Brad O'Hearne brado at bighillsoftware.com
Fri Mar 29 22:49:25 CET 2013


On Mar 29, 2013, at 2:12 PM, Kalileo <kalileo at universalx.net> wrote:

All of the below really helps my understanding...I think a few more things I need to know to fill in the gaps:
>> To the best of what I've been able to determine from mailing list responses, doc, and my testing, it would appear that these settings for audio don't have any material effect on settings for video and vice versa,
> 
> Correct, except that they are used for syncing.

Ok, is this a logical syncing (how synced video and audio appear to the user when played, i.e. an independent audio player just following audio pts while an independent video player following video pts) or a literal syncing -- i.e. the player is doing a direct comparison of the video pts and audio pts values to determine sequencing. 

> Depends on your Player. In the case you describe the audio is the "master",

> Not correct. You can take the video timing as the master

What determines whether audio or video is the "master"? Is this something I need to specify in output format context, codec, or stream configuration? 

>> 
>> - If I completely turn off the writing of all audio frames, there is absolutely no change in video rendering -- it still renders video frames at twice the speed.
> 
> What Player are you using, what player shows that behavior?

My output format is an FLV file. Once I run my app and output an FLV file to my desktop, I've tried in both VLC and Wondershare Video Converter Ultimate -- same result. 

> Not correct. The relationship is the timing, the length. Same PTS means this video and this audio should be played at the same time. 

Again, might be semantics, but you may have hit on the core of my problem. Each of the video codec context and audio codec context have their own configured time bases. The documentation for pts in the AVCodecCtx reads as follows: 

     * This is the fundamental unit of time (in seconds) in terms
     * of which frame timestamps are represented. For fixed-fps content,
     * timebase should be 1/framerate and timestamp increments should be
     * identically 1.

That's obviously analog for the video codec context. But it doesn't mention anything about how to set this value for the audio codec context. I was tempted initially to set the audio codec context's time_base.den to the video frame rate (even though it is audio), but I ruled that out, for two reasons: 

1. You can encode audio when there is no video stream and therefore no frame rate, so it would seem that if pts were important for audio, it would need to have some logical time_base, when there was no frame_rate. 

2. Once again, this is a hole in the examples given in muxing.c. It doesn't set the time_base on the audio codec context at all, so this is one of those threads of info that lead me to question, along with the fact that audio encoding and video encoding are completely separate operations and entities (which I read as being that their respective codec contexts were also separate entities, therefore not sharing a time_base value) whether pts for audio was even relevant or not. 

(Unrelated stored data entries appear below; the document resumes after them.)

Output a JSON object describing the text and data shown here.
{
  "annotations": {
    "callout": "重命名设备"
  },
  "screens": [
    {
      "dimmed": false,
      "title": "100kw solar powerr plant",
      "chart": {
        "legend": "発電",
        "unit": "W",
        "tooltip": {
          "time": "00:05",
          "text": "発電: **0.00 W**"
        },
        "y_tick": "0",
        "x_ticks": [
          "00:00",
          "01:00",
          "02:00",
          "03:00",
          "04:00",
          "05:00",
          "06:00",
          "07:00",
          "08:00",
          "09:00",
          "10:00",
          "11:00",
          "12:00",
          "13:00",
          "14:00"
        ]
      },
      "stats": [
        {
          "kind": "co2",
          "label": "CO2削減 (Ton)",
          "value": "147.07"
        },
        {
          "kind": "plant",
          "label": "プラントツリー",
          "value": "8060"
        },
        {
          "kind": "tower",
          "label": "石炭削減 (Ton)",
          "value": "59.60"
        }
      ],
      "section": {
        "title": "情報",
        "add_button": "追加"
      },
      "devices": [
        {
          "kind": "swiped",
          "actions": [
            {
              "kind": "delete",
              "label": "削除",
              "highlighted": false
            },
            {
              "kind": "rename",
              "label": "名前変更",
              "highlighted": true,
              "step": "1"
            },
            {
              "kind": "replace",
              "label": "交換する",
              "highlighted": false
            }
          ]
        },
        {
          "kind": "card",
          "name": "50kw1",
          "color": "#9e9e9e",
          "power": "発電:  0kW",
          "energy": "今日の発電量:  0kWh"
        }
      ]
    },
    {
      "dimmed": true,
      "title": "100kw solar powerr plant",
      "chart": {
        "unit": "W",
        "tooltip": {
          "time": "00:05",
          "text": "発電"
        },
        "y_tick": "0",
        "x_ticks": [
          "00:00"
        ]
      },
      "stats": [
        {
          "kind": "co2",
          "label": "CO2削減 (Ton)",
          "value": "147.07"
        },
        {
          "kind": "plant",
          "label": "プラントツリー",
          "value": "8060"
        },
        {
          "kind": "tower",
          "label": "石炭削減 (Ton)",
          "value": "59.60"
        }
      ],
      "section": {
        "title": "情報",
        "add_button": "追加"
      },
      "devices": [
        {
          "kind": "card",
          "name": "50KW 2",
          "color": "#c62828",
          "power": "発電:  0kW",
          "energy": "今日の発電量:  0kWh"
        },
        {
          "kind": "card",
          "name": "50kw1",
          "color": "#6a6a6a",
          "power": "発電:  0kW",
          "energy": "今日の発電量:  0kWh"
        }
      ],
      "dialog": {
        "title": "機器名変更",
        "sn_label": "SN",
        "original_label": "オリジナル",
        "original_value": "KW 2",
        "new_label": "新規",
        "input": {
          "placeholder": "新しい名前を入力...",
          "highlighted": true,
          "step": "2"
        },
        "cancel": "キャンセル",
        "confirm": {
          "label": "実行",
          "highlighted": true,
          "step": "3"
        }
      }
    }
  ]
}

The logical alternative was to assign the audio codec context a time_base.den of the audio sample rate (44100). It sounds extremely plausible that this would be the relative culprit when audio and video are both in play, and as I stated prior, I suspected there was a relative mismatch, so I disabled audio entirely and was surprised to discover it had no material impact on the video at all. 

I think I'm close....thanks again for the discussion, its really helping to shore up my understanding of how these things work.